Si le refus de publication de ses premiers recueils de poèmes, jugés trop noirs et insultants, l'a définitivement détourné de la poésie tout en permettant à ce géant de l'écriture de s'affirmer par ailleurs dans le domaine de la littérature, il n'en reste pas moins que ce mode d'expression esthétique et lyrique a été essentiel dans la vie de Thomas Bernhard et que cette poésie, écrite dans les premiers élans d'une âme juvénile, contient déjà toute l'essence et tout le souffle créateur de celui qui offrira les textes puissants, intenses et fascinants que sont « L'origine », « La cave » ou « le neveu de Wittgenstein » : une aura sombre et ténébreuse, des sentiments de révolte et de dégoût à l'égard de l'Autriche, un caractère fiévreux et anxieux, des pensées sur l'existence éminemment inquiètes, des rapports au pays d'origine et à la famille compliqués, des thèmes abordés profonds et douloureux…
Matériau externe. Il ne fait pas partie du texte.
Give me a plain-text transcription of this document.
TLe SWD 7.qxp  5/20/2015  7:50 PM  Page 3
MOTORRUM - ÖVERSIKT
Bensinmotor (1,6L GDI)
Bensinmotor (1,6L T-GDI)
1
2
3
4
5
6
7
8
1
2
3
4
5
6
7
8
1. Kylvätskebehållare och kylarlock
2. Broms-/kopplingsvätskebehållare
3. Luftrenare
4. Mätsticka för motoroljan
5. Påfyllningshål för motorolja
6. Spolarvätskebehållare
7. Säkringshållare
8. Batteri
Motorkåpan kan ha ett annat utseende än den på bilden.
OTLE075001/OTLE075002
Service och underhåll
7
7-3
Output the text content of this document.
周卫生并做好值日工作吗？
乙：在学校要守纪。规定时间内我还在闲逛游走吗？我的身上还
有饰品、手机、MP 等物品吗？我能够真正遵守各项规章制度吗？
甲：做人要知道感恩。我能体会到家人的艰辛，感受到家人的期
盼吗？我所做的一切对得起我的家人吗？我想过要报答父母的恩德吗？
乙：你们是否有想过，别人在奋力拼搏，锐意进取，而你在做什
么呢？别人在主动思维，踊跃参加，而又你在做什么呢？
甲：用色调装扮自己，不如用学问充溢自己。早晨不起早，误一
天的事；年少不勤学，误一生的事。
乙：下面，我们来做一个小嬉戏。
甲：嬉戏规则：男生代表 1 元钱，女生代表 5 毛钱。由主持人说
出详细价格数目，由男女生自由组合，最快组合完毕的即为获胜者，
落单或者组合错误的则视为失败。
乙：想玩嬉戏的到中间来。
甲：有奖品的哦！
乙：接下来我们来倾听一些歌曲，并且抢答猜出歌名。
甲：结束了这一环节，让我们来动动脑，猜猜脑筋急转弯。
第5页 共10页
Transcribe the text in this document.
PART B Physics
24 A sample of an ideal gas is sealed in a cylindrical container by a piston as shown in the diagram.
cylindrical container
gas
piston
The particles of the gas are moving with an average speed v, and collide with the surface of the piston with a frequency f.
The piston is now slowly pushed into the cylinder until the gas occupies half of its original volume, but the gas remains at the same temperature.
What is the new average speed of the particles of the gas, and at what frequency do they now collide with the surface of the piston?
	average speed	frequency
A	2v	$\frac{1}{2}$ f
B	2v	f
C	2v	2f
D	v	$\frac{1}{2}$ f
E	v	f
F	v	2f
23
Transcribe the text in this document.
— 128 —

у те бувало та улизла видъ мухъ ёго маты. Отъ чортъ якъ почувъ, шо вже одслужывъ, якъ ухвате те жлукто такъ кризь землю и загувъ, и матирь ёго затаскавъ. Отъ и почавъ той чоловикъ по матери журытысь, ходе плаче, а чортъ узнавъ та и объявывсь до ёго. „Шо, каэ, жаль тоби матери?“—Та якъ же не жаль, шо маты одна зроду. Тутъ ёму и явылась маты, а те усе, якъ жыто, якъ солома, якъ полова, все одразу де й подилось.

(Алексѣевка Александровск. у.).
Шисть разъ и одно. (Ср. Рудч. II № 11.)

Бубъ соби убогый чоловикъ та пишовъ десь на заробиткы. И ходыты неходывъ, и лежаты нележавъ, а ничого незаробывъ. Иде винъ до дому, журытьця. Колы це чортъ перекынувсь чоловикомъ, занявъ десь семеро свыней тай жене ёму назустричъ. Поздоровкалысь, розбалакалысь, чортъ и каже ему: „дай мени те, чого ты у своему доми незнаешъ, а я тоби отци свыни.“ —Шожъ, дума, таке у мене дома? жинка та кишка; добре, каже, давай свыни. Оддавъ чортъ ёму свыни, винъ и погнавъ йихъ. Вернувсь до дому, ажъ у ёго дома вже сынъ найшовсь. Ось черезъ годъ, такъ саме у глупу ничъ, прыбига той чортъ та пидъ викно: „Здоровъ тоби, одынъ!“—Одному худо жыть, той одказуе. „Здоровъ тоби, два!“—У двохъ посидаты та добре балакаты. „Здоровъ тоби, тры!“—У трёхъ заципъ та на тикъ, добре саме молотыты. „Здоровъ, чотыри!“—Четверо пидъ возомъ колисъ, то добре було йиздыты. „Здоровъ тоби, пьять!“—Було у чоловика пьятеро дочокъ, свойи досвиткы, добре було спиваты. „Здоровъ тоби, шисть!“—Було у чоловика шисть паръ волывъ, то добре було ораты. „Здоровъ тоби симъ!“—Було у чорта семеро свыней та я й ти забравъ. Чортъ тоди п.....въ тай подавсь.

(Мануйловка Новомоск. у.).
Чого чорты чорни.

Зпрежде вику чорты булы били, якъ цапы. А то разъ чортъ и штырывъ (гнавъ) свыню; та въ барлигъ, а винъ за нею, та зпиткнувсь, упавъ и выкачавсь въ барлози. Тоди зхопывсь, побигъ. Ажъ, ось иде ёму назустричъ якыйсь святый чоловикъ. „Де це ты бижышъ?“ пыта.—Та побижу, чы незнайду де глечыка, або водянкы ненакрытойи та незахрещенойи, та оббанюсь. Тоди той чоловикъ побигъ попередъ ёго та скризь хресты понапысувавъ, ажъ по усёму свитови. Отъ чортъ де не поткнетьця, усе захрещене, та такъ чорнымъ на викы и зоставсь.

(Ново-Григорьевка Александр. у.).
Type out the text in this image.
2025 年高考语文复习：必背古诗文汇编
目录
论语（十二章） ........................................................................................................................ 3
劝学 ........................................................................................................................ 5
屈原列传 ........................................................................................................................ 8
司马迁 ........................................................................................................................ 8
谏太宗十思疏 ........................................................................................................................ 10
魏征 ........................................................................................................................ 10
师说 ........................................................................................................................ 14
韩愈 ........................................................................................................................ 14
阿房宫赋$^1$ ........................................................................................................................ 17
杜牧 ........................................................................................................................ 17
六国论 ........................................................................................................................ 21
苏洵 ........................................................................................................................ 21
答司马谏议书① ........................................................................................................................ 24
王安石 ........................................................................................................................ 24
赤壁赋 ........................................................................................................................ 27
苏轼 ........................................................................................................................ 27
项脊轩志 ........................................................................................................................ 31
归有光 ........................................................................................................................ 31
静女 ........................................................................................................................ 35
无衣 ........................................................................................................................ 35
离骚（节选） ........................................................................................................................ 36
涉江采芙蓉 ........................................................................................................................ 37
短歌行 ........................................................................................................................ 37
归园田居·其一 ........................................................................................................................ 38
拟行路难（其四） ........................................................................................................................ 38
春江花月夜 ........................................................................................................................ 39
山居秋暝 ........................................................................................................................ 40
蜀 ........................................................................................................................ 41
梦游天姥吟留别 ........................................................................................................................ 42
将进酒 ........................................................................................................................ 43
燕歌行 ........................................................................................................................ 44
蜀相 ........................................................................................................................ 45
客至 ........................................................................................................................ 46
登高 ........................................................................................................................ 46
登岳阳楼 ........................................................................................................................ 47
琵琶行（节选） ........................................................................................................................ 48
« Hurler avec Thomas Bernhard », titre Susanne Hommel dans son avant-propos à l'oeuvre poétique de l'auteur…
Et c'est bien une impression de cri que le lecteur ressent à la lecture de la présente anthologie regroupant plusieurs recueils écrits entre 1958 et 1961.
Cri d'effroi, cri de colère, cri de désespoir, le cri de Thomas Bernhard résonne dans une poésie baignée de nuit, constellée d'éclats de rage et de fragments de peur.
La rage éprouvée face à un monde vil qui se vautre dans la médiocrité ou face à un pays honni qui a pactisé avec le nazisme, et la peur de l'oubli, de l'abandon, de la solitude ou du rejet…Peur et rage mêlées nourrissant une poésie de la révolte marquée du sceau d'une Autriche aux choix non-assumés, d'un peuple engourdi, d'une famille rigide, d'un monde ankylosé.
« Derrière les arbres est un autre monde, / le pays de la pourriture, le pays / des marchands, / un paysage de tombes, laisse-le derrière toi…»

Thomas Bernhard n'a qu'une vingtaine d'années lorsqu'il écrit les poèmes de « Sur la terre comme en enfer ». Il est encore bien jeune mais ce qu'il a pu vivre et expérimenter déjà de douleur, de proximité d'avec la mort (il est atteint d'une affection pulmonaire), de solitude et de tourments, se manifestent dans des vers torturés avec autant de force et d'émotion qu'un reflet de lune dans l'eau trouble d'un lac, ressenti au plus profond de l'âme les soirs de tristesse…Lorsque le coeur, absorbé tout entier dans sa mélancolie, s'étreint, se serre et pleure, sur soi, sur le monde, sur la futilité de toutes choses, sur l'univers vacant…L'attrait du suicide se fait alors ressentir au détour de stances aux résonnance âpres, dégraissées comme des os rongés de tout superflu et inspirées des courants poétiques d'avant-garde dans la Vienne des années 1950.
« La mort est claire/ comme le miel en août/ aussi claire est cette mort/ et elle m'est fidèle… »

Mais Thomas Bernhard est un homme de caractère et de tempérament. Un homme emporté, colérique, entier. L'attraction de la mort s'ornemente de cette violence intérieure qui le caractérise, une susceptibilité et un courroux qui le sauveront de la tentation du néant et qui seront sa marque mais aussi son moteur ; le carburant d'un écrivain prolixe à la plume rageuse.
« J'irai de l'autre côté et je hurlerai, je hurlerai fort…/ Je me lèverai dans le feu et j'enfoncerai mes mains brûlantes/ dans la gorge de la neige »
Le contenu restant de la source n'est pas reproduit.